Auch die Böll-Stiftung leiht sich Arbeit

Die kleine Gewerkschaft FAU kämpft für Festanstellung aller Beschäftigten

»Es tut gut, sich zu wehren und Forderungen zu stellen«, sagte Michael Rocher unter Applaus bei einer Kundgebung am Donnerstagabend vor der Bundeszentrale der Heinrich-Böll-Stiftung in Berlin-Mitte. Er gehört zu den 20 Beschäftigten, die in der Vergangenheit mehrmals von der Leiharbeitsfirma Xenon an die Parteistiftung der Grünen für den Auf- und Abbau von Konferenzen vermittelt wurden.
»Als Festangestellter würde ich 10,58 Euro Stundenlohn bekommen, als Leiharbeiter nur acht Euro«, rechnet er gegenüber »nd« die Lohndifferenz vor. Die will er nicht mehr hinnehmen. Nachdem er von der Kampagne »Leiharbeit abschaffen« der Basisgewerkschaft Freie Arbeiterinnen- und Arbeiter-Union (FAU) erfahren hatte, wandte er sich an diese Organisation und reichte beim Arbeitsgericht Klage auf eine Festanstellung ein.
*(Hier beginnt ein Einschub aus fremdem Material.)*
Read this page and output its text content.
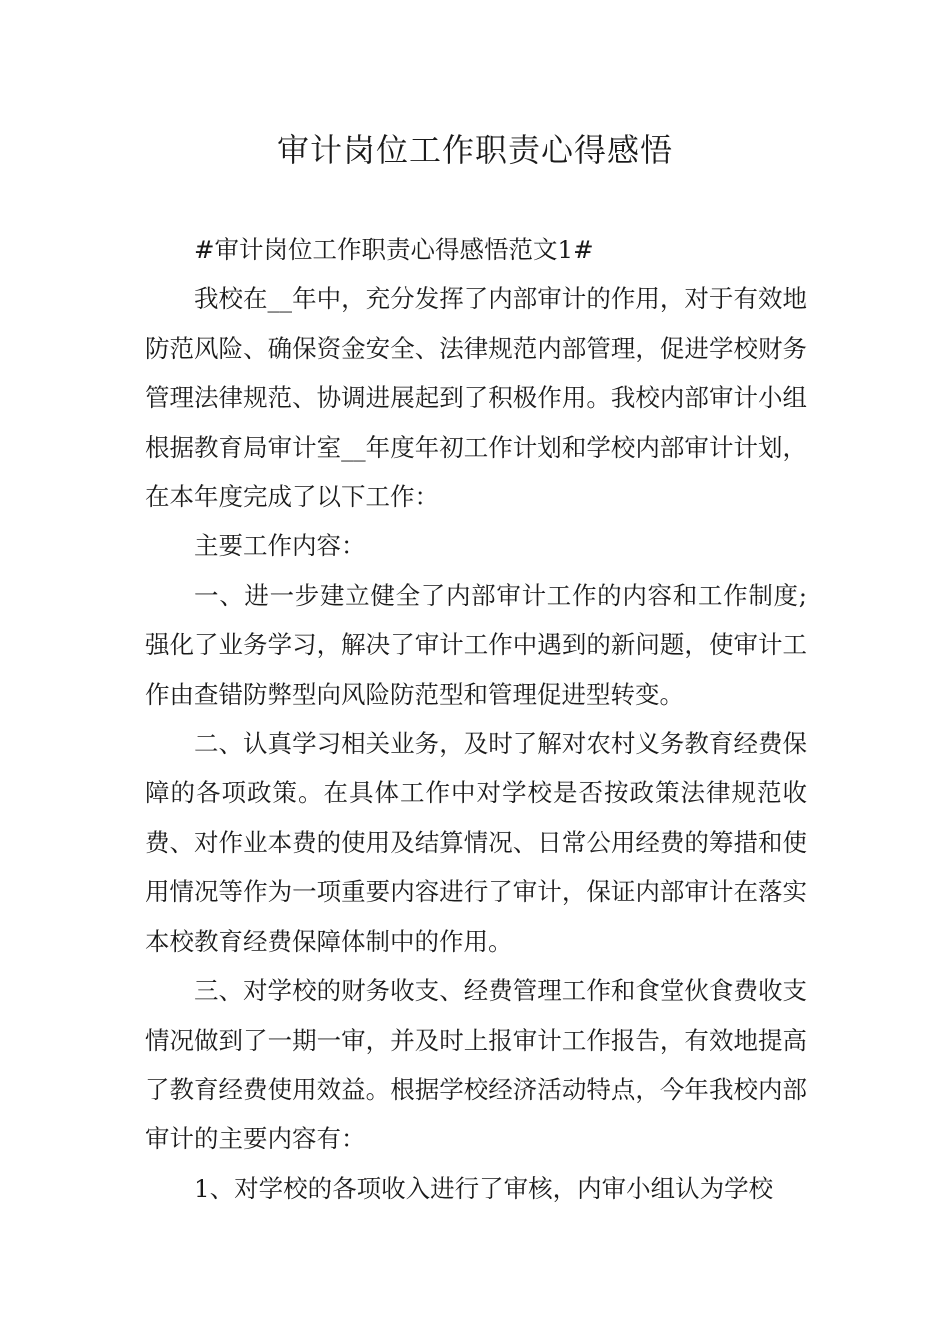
审计岗位工作职责心得感悟

#审计岗位工作职责心得感悟范文1#

我校在__年中，充分发挥了内部审计的作用，对于有效地防范风险、确保资金安全、法律规范内部管理，促进学校财务管理法律规范、协调进展起到了积极作用。我校内部审计小组根据教育局审计室__年度年初工作计划和学校内部审计计划，在本年度完成了以下工作：

主要工作内容：

一、进一步建立健全了内部审计工作的内容和工作制度;强化了业务学习，解决了审计工作中遇到的新问题，使审计工作由查错防弊型向风险防范型和管理促进型转变。

二、认真学习相关业务，及时了解对农村义务教育经费保障的各项政策。在具体工作中对学校是否按政策法律规范收费、对作业本费的使用及结算情况、日常公用经费的筹措和使用情况等作为一项重要内容进行了审计，保证内部审计在落实本校教育经费保障体制中的作用。

三、对学校的财务收支、经费管理工作和食堂伙食费收支情况做到了一期一审，并及时上报审计工作报告，有效地提高了教育经费使用效益。根据学校经济活动特点，今年我校内部审计的主要内容有：

1、对学校的各项收入进行了审核，内审小组认为学校
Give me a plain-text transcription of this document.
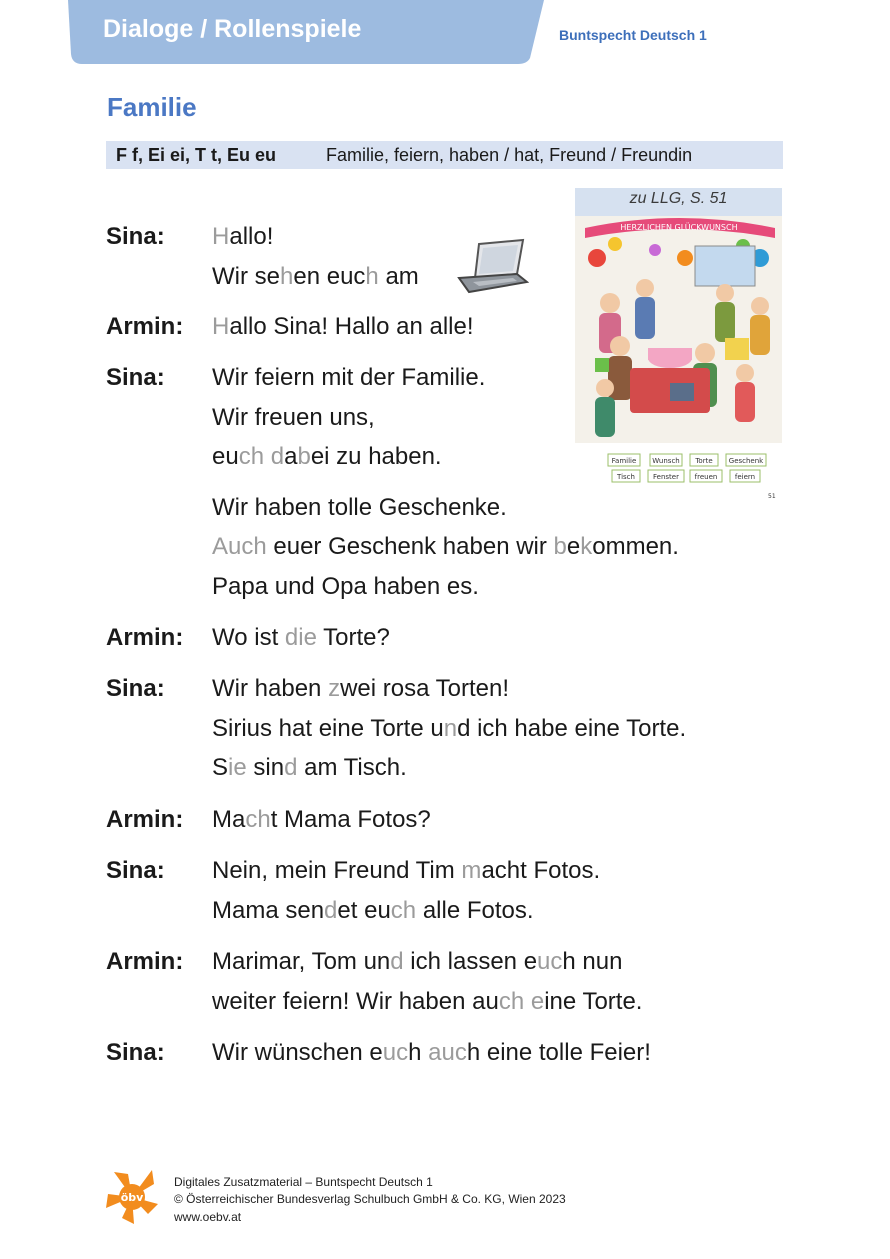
Dialoge / Rollenspiele	Buntspecht Deutsch 1
Familie
F f, Ei ei, T t, Eu eu	Familie, feiern, haben / hat, Freund / Freundin
HERZLICHEN GLÜCKWUNSCH
Familie Wunsch Torte Geschenk
Tisch	Fenster freuen	feiern
51
zu LLG, S. 51
Sina: Hallo!
Wir sehen euch am
Armin: Hallo Sina! Hallo an alle!
Sina: Wir feiern mit der Familie.
Wir freuen uns,
euch dabei zu haben.
Wir haben tolle Geschenke.
Auch euer Geschenk haben wir bekommen.
Papa und Opa haben es.
Armin: Wo ist die Torte?
Sina: Wir haben zwei rosa Torten!
Sirius hat eine Torte und ich habe eine Torte.
Sie sind am Tisch.
Armin: Macht Mama Fotos?
Sina: Nein, mein Freund Tim macht Fotos.
Mama sendet euch alle Fotos.
Armin: Marimar, Tom und ich lassen euch nun
weiter feiern! Wir haben auch eine Torte.
Sina: Wir wünschen euch auch eine tolle Feier!
öbv
Digitales Zusatzmaterial – Buntspecht Deutsch 1
© Österreichischer Bundesverlag Schulbuch GmbH & Co. KG, Wien 2023
www.oebv.at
Nachdem die FAU Gespräche mit der Geschäftsführung der Stiftung führte, kam es in der letzten Woche zum Eklat: Zwei FAU-Mitglieder bekamen Hausverbot, als sie an einer Mitarbeiterversammlung teilnehmen wollten, auf der über die prekären Arbeitsverhältnisse gesprochen wurde. Mit der Kundgebung am Donnerstag begann die FAU die Kampagne für die Abschaffung der Leiharbeit bei der Stiftung. Rund 50 Menschen kamen. Ihre Sprechchöre waren auch im Garten der Stiftung zu hören, wo im Rahmen einer Veranstaltung zu Repressionen in Osteuropa ein Theaterstück gezeigt wurde.

Rocher ist besonders sauer, weil er und seine Kollegen ab August nicht mehr bei der Stiftung arbeiten sollen. »Wir fühlen uns wie alte Möbelstücke, die nun ersetzt werden.« Ramona Simon, Sprecherin der Heinrich-Böll-Stiftung, bestätigte, dass seit drei Jahren Dienstleistungen wie Konferenzassistenz und Konferenzumbauten zur Vergabe an einen externen Dienstleister ausgeschrieben werden. Xenon habe den Zuschlag erhalten. Die Kündigung der Beschäftigten habe nichts mit ihrer Kritik an den Arbeitsverhältnissen zu tun: »Der Vertrag mit der Firma Xenon läuft regulär Ende Juli diesen Jahres aus. Die Dienstleistung wird erneut ausgeschrieben. Es handelt sich also nicht um eine personenbezogene Entscheidung.«

Der Zugang zur Mitarbeiterversammlung sei der FAU verwehrt worden, weil sie nur für Beschäftigte bestimmt gewesen sei. »Unbenommen blieb es der Gewerkschaft, in der Stiftung außerhalb der Betriebsversammlung über ihre Position zu informieren. Zudem wurde seitens der Geschäftsführung ein Angebot für ein Gespräch unterbreitet, welches auch stattfand«, betont Simon.

Einen Widerspruch zu Positionen der Grünen sieht sie nicht. »Wir achten darauf, dass diese Firmen ihre Mitarbeiterinnen anständig behandeln und sie nach Tarif bezahlen, soweit es einen gibt.« Livia Cotti, Geschäftsführerin der Stiftung, verweist zudem auf das Zugabe- und Vergaberecht: »Danach müssen alle Dienstleistungen ausgeschrieben werden, und es gilt stets, das wirtschaftlichste Angebot anzunehmen.«

Dieses Argument lässt Stefan Kuhnt, Pressereferent der FAU, mit Verweis auf die Praxis der Rosa-Luxemburg-Stiftung nicht gelten: »Da werden die geforderten Standards bei vergleichbarer Arbeit in einer öffentlich geförderten politischen Stiftung erfüllt.« Die FAU peilt eine Fortsetzung der Kampagne für eine Festanstellung aller Beschäftigten an.